A driver of a car travelling at 52 km h applies the brakes and accelerated uniformly in the opposite direction the car stops in the 5 second another driver going ahead 3 km h in another car applies is break slowly and stops in 10 seconds on the same graph paper plot the plot the speed virus time graph for the two cars which of the two cars travel further after the brakes were applied?
Answers
First Car A:
Initial Velocity= u= 52 km/hr=52x5/18=14.4 m/s
Final velocity= V= 0m/s
time =t=5sec
Refer attachment for Graph :
Distance travelled : Area of traingle AOB =1/2 OB x AO
=(1/2)x 14.4 x 5=72/2=36m
Second Car B:
Initial Velocity= u= 3 km/hr=3x5/18=0.83m/s
Final velocity= V= 0m/s
time =t=10sec
Refer attachment for Graph :
Distance travelled : Area of traingle COD =1/2 OD x CO=(1/2)x 0.83 x 10=4.1m
So, after applying of brakes , Car A has travelled a distance of 3m and car B has travelled a distance of 4.1m.
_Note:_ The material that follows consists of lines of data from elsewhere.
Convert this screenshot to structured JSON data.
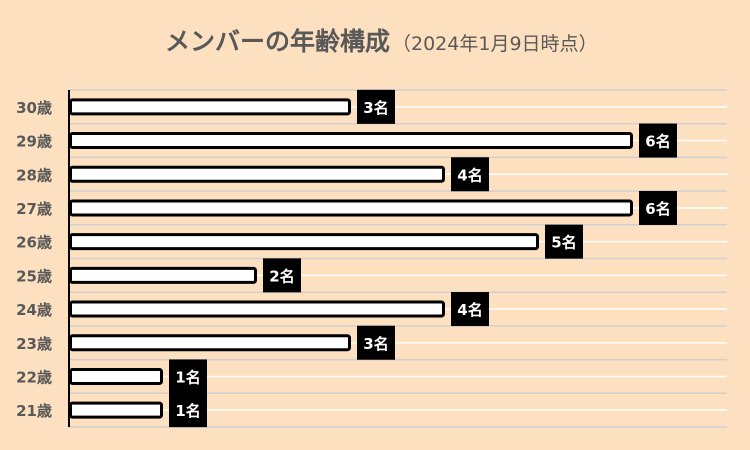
{
  "chart_data": {
    "type": "bar",
    "orientation": "horizontal",
    "title": "メンバーの年齢構成",
    "subtitle": "（2024年1月9日時点）",
    "categories": [
      "30歳",
      "29歳",
      "28歳",
      "27歳",
      "26歳",
      "25歳",
      "24歳",
      "23歳",
      "22歳",
      "21歳"
    ],
    "values": [
      3,
      6,
      4,
      6,
      5,
      2,
      4,
      3,
      1,
      1
    ],
    "data_labels": [
      "3名",
      "6名",
      "4名",
      "6名",
      "5名",
      "2名",
      "4名",
      "3名",
      "1名",
      "1名"
    ],
    "xlim": [
      0,
      7
    ],
    "grid": true,
    "legend": "none",
    "colors": {
      "background": "#fde0bf",
      "bar_fill": "#ffffff",
      "bar_stroke": "#000000",
      "label_box": "#000000",
      "label_text": "#ffffff",
      "title": "#595959",
      "category_text": "#595959"
    }
  }
}
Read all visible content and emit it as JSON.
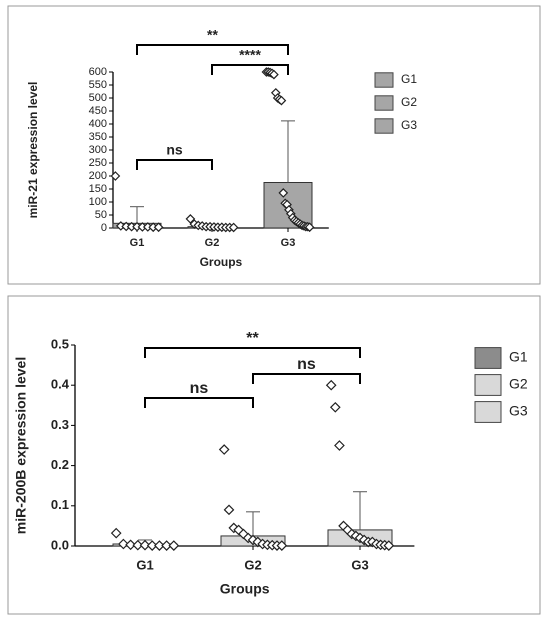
{
  "chart_data": [
    {
      "type": "bar",
      "ylabel": "miR-21 expression level",
      "xlabel": "Groups",
      "categories": [
        "G1",
        "G2",
        "G3"
      ],
      "values": [
        18,
        5,
        175
      ],
      "errors": [
        64,
        10,
        237
      ],
      "points": [
        [
          200,
          8,
          6,
          5,
          5,
          4,
          4,
          3,
          3
        ],
        [
          35,
          15,
          10,
          8,
          5,
          5,
          4,
          3,
          3,
          2,
          2,
          2
        ],
        [
          600,
          600,
          598,
          595,
          590,
          520,
          500,
          495,
          490,
          135,
          95,
          90,
          70,
          55,
          40,
          30,
          25,
          20,
          15,
          10,
          8,
          5,
          5,
          3
        ]
      ],
      "color": "#a6a6a6",
      "legend_colors": [
        "#a6a6a6",
        "#a6a6a6",
        "#a6a6a6"
      ],
      "ylim": [
        0,
        600
      ],
      "yticks": [
        0,
        50,
        100,
        150,
        200,
        250,
        300,
        350,
        400,
        450,
        500,
        550,
        600
      ],
      "annotations": [
        {
          "text": "**",
          "groups": [
            "G1",
            "G3"
          ]
        },
        {
          "text": "****",
          "groups": [
            "G2",
            "G3"
          ]
        },
        {
          "text": "ns",
          "groups": [
            "G1",
            "G2"
          ]
        }
      ]
    },
    {
      "type": "bar",
      "ylabel": "miR-200B expression level",
      "xlabel": "Groups",
      "categories": [
        "G1",
        "G2",
        "G3"
      ],
      "values": [
        0.005,
        0.025,
        0.04
      ],
      "errors": [
        0.01,
        0.06,
        0.095
      ],
      "points": [
        [
          0.032,
          0.005,
          0.003,
          0.002,
          0.002,
          0.001,
          0.001,
          0.001,
          0.001
        ],
        [
          0.24,
          0.09,
          0.045,
          0.04,
          0.03,
          0.02,
          0.015,
          0.01,
          0.005,
          0.003,
          0.002,
          0.001,
          0.001
        ],
        [
          0.4,
          0.345,
          0.25,
          0.05,
          0.04,
          0.03,
          0.025,
          0.02,
          0.015,
          0.01,
          0.01,
          0.005,
          0.003,
          0.002,
          0.001
        ]
      ],
      "color": "#d9d9d9",
      "legend_colors": [
        "#8c8c8c",
        "#d9d9d9",
        "#d9d9d9"
      ],
      "ylim": [
        0,
        0.5
      ],
      "yticks": [
        {
          "value": 0,
          "label": "0.0"
        },
        0.1,
        0.2,
        0.3,
        0.4,
        0.5
      ],
      "annotations": [
        {
          "text": "**",
          "groups": [
            "G1",
            "G3"
          ]
        },
        {
          "text": "ns",
          "groups": [
            "G1",
            "G2"
          ]
        },
        {
          "text": "ns",
          "groups": [
            "G2",
            "G3"
          ]
        }
      ]
    }
  ]
}
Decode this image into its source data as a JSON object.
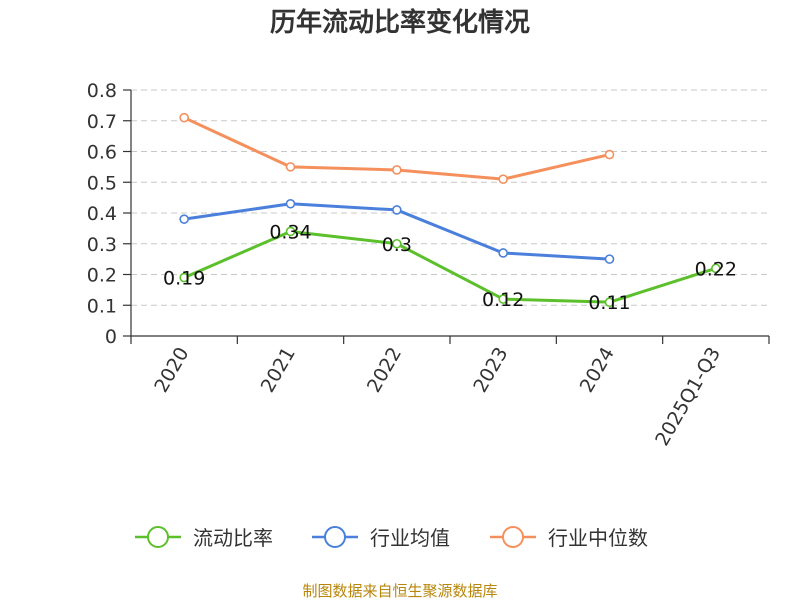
{
  "chart_data": {
    "type": "line",
    "title": "历年流动比率变化情况",
    "categories": [
      "2020",
      "2021",
      "2022",
      "2023",
      "2024",
      "2025Q1-Q3"
    ],
    "ylim": [
      0,
      0.8
    ],
    "yticks": [
      "0",
      "0.1",
      "0.2",
      "0.3",
      "0.4",
      "0.5",
      "0.6",
      "0.7",
      "0.8"
    ],
    "grid": true,
    "legend_position": "bottom",
    "series": [
      {
        "name": "流动比率",
        "color": "#5cc02c",
        "values": [
          0.19,
          0.34,
          0.3,
          0.12,
          0.11,
          0.22
        ],
        "labels": [
          "0.19",
          "0.34",
          "0.3",
          "0.12",
          "0.11",
          "0.22"
        ]
      },
      {
        "name": "行业均值",
        "color": "#4a7fdb",
        "values": [
          0.38,
          0.43,
          0.41,
          0.27,
          0.25,
          null
        ]
      },
      {
        "name": "行业中位数",
        "color": "#f5905c",
        "values": [
          0.71,
          0.55,
          0.54,
          0.51,
          0.59,
          null
        ]
      }
    ]
  },
  "source": "制图数据来自恒生聚源数据库"
}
∴ Car B has travelled farther than Car A after the brakes are applied.
Answer:
The speed v/s time graphs for the two cars can be plotted as follows.
The total displacement of each car can be obtained by calculating the area
beneath the speed-time graph. Therefore, displacement of the first car = area of triangle AOB
= (1/2)*(OB)*(OA)
But OB = 5 seconds and OA = 52 km.h-1 = 14.44 m/s
Therefore, the area of the triangle AOB is given by:
(1/2)*(5s)*(14.44ms-1) = 36 meters
Now, the displacement of the second car is given by the area of the triangle cod.
= (1/2)*(OD)*(OC)
But OC = 10 seconds and OC = 3km.h-1 = 0.83 m/s
Therefore, area of triangle COD = (1/2)*(10s)*(0.83ms-1) = 4.15 meters
Therefore, the first car is displaced by 36 meters whereas the second car
is displaced by 4.15 meters. Therefore, the first car (which was traveling
at 52 kmph) traveled farther post the application of brakes.